Ontario-born poet and educator

Rob Winger (born 1974) is an Ontario-born poet and educator. Winger grew up in Springvale, Ontario, and has lived in Toronto, Sackville, New Brunswick, South Korea, Bangkok, Thailand, Guelph, Ontario, and Ottawa, Ontario. Winger now lives with his family in Port Perry, Ontario. He has been an assistant professor in the Department of English at Trent University since 2013.

==Education==
Winger received a Bachelor of Arts in English and fine arts from Mount Allison University in 1997, a Bachelor of Education from the University of Ottawa in 2001, a Master of Arts in English literature from the University of Guelph in 2002, and a Doctor of Philosophy from Carleton University in 2009. Winger was a postdoctoral fellow at McMaster University from 2011 to 2013.

==Works==
Winger's first collection of poems about famed photographer Eadweard Muybridge, entitled Muybridge's Horse, won the 2003 CBC Literary Award for poetry.

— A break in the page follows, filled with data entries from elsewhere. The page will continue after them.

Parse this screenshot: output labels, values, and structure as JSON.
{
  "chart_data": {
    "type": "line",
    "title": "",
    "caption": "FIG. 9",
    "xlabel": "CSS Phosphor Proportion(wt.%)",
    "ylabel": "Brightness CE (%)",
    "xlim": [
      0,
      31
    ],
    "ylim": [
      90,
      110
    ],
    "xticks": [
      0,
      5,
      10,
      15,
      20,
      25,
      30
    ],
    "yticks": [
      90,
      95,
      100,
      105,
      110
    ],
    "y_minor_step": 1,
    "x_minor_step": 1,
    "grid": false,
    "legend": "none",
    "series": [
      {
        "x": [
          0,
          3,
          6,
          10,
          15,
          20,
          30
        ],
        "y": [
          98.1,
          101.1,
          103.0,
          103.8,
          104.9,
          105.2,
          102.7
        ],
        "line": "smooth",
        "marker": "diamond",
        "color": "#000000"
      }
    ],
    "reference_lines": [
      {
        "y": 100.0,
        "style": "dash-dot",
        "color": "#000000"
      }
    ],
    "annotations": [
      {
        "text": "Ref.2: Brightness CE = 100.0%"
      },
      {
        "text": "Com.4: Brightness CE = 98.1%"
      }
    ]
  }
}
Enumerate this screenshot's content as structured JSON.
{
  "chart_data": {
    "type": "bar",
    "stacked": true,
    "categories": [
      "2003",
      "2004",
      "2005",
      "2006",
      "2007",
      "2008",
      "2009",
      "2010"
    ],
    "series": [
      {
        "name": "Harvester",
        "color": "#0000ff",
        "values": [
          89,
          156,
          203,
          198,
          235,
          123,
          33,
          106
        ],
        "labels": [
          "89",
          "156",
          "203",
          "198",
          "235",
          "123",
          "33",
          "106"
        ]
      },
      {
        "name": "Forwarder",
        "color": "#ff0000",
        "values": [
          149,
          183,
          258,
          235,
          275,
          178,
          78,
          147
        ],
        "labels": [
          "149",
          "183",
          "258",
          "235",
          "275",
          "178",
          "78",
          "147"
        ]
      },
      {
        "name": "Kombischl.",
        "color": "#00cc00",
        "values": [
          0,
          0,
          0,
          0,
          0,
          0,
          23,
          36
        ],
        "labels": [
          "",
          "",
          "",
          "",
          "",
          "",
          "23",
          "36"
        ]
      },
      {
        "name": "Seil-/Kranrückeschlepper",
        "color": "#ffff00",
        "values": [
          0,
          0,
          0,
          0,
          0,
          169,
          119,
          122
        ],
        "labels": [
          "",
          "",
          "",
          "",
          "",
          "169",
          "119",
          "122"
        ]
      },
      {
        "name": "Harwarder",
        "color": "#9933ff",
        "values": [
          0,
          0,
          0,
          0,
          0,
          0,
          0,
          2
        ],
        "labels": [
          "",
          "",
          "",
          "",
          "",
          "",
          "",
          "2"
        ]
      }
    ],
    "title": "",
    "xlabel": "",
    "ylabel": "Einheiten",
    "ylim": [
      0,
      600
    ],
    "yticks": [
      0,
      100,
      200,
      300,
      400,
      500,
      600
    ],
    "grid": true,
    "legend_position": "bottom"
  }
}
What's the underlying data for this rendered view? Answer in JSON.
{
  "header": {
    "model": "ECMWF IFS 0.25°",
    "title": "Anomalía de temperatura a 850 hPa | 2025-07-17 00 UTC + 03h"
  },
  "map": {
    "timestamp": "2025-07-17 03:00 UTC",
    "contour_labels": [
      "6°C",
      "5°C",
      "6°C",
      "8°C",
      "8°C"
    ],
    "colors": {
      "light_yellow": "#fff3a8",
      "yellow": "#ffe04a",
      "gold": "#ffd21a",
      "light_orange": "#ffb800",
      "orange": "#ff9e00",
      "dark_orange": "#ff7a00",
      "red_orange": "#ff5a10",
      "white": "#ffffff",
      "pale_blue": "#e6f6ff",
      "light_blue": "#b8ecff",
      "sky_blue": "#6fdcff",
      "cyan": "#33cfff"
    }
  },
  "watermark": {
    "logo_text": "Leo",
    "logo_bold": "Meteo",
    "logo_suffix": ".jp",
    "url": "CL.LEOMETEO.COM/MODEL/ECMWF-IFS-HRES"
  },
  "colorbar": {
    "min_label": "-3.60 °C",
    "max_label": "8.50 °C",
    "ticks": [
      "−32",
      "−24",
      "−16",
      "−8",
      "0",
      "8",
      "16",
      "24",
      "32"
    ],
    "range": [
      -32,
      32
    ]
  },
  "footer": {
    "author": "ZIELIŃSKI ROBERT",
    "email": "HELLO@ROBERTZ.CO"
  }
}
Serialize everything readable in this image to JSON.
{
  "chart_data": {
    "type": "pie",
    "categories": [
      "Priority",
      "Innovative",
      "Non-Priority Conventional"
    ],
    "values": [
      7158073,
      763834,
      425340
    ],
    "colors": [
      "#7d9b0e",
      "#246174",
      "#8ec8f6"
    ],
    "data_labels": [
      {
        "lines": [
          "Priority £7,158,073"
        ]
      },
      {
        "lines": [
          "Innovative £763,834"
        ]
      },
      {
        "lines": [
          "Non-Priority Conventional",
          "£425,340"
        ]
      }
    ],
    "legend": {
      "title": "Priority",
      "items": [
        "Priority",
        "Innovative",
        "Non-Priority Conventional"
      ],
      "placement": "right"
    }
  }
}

Published by Nightwood Editions in 2007, the final book, Muybridge's Horse: a poem in three phases, was nominated for the 2007 Governor General's Award, 2007 Trillium Book Award for Poetry, 2007 Ottawa Book Award, and was named a Globe and Mail Best Book for 2007. Selections from the book have been translated into Japanese by Motoyuki Shibata. Winger is also the recipient of several grants from the Ontario Arts Council and the Canada Council for the Arts. His second and third volumes of poems,The Chimney Stone (2010), which was written in conjunction with his doctoral thesis, and Old Hat (2014), were also published by Nightwood Editions. His fourth collection is It Doesn't Matter What We Meant (McClelland & Stewart, 2021).